Physiology, biochemistry. Cyanogenic (?), or not cyanogenic. Alkaloids absent (usually), or present. Iridoids not detected. Proanthocyanidins present, or absent; when present, cyanidin, or cyanidin and delphinidin. Flavonols present; kaempferol and quercetin. Ellagic acid absent (2 genera, 8 species). Arbutin absent. Saponins/sapogenins absent. Aluminium accumulation not found. Sugars transported as sucrose, or as oligosaccharides + sucrose, or as sugar alcohols + oligosaccharides + sucrose (but sucrose always predominating, in 12 Populus and Salix species). C3. C3 physiology recorded directly in Populus, Salix. Anatomy non-C4 type (Populus, Salix).
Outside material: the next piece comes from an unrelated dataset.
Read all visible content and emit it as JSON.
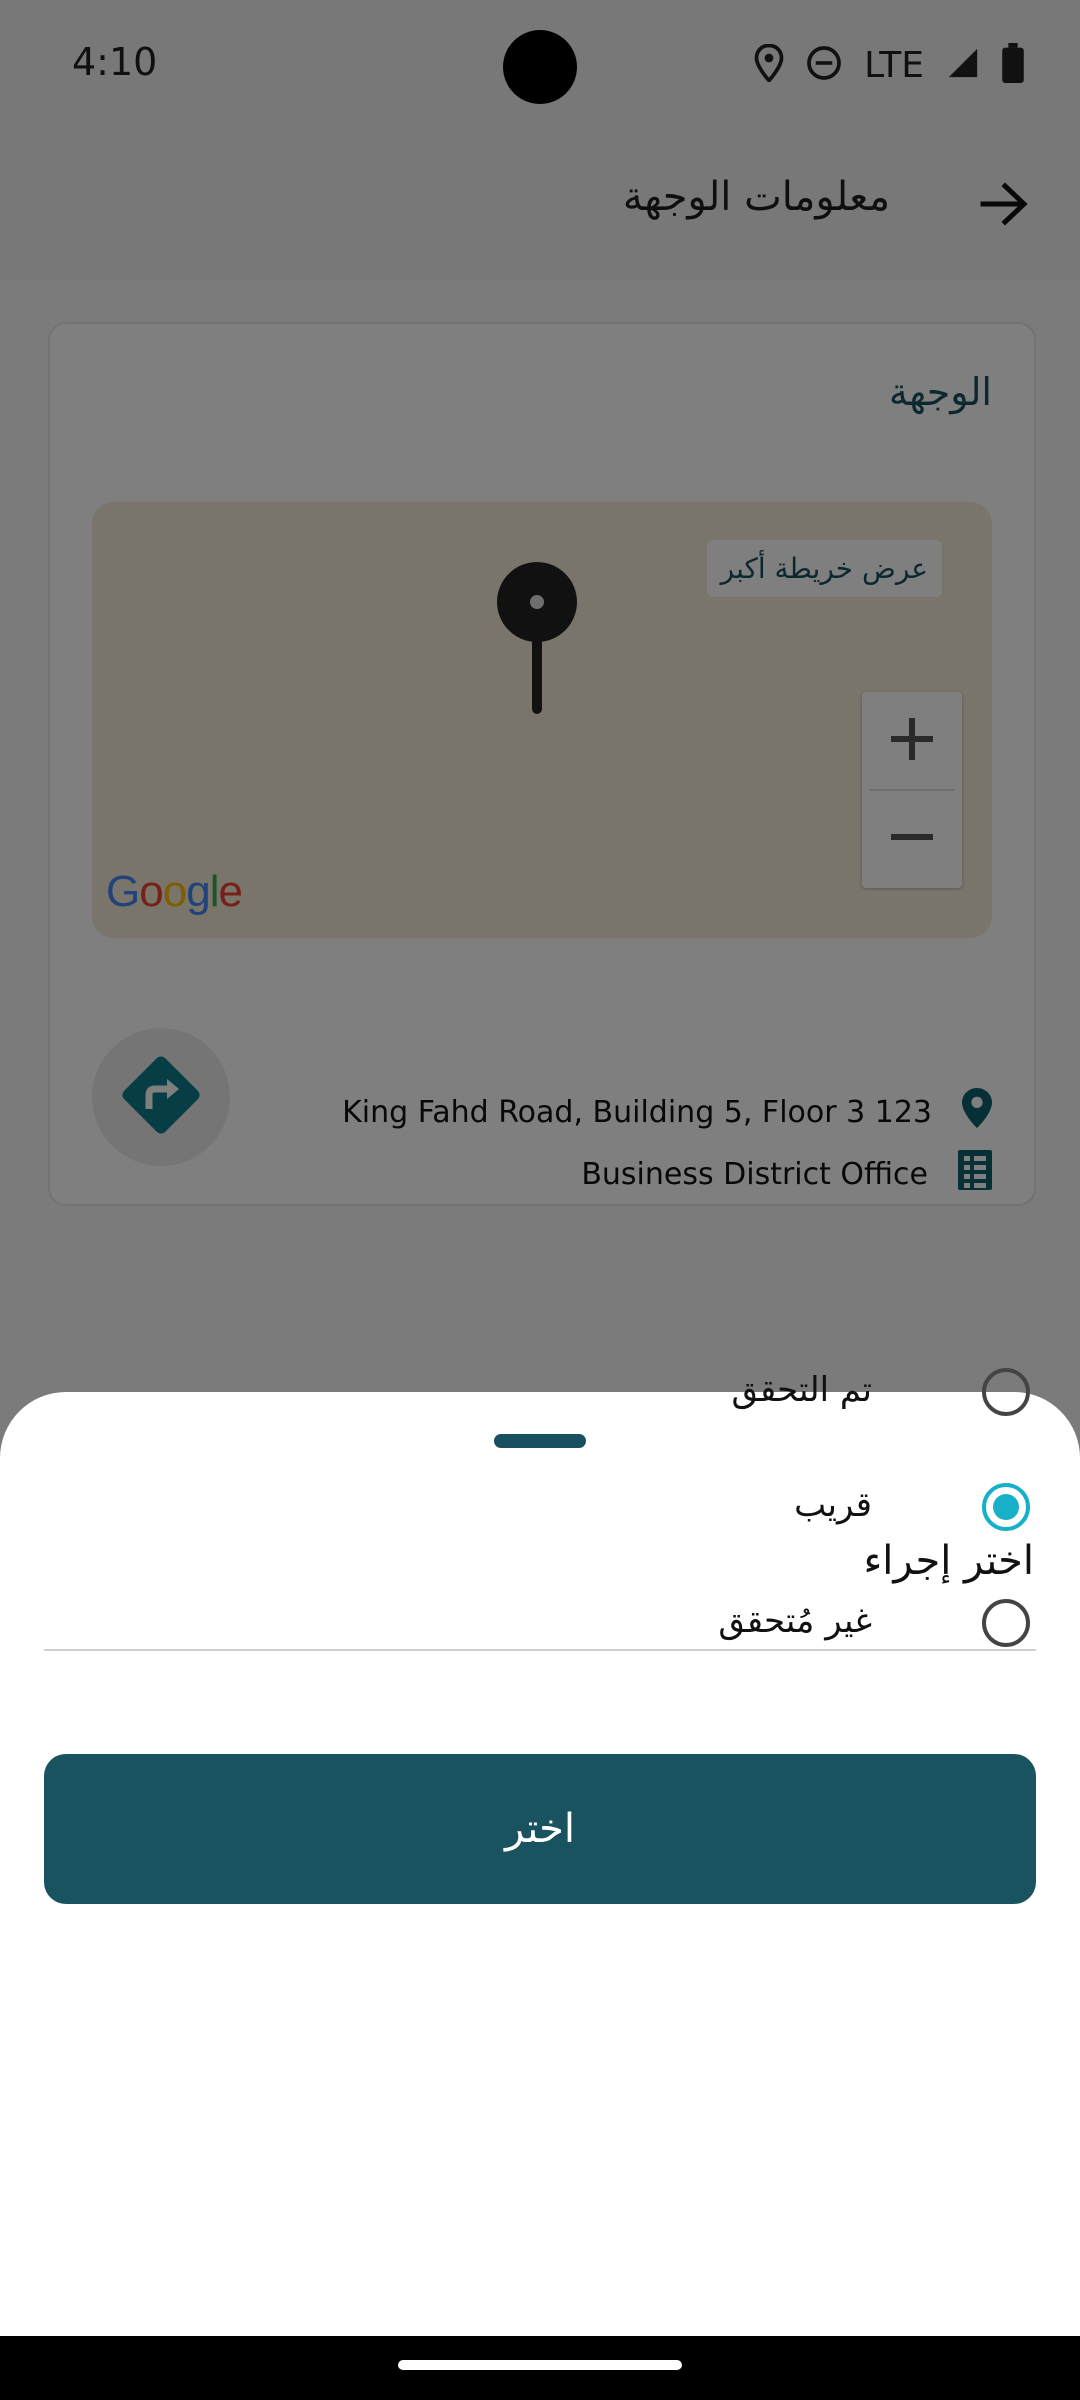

Geography, cytology. Frigid zone and temperate. Absent from Australasia and New Guinea, otherwise cosmopolitan, but mostly temperate Northern hemisphere. X = 11, 12, 19.
Taxonomy.Subclass Dicotyledonae; Crassinucelli. Dahlgren’s Superorder Violiflorae; Salicales. Cronquist’s Subclass Dilleniidae; Salicales. APG 3 core angiosperms; core eudicot; Superorder Rosanae; fabid; Order Malpighiales.
Species 350. Genera 4; Salix, Populus, Chosenia.
General remarks. This description corrected and extended via comments from George Argus (1998). Rendle (1959) discusses ‘classical’ interpretations of catkin and floral morphology.
Economic uses, etc. Many are cultivated as ornamental trees and shrubs, and Salix contributes timber (notably for cricket bats) and withy twigs for basketry. Willows are widely planted for erosion control, land reclamation and as biomass for energy.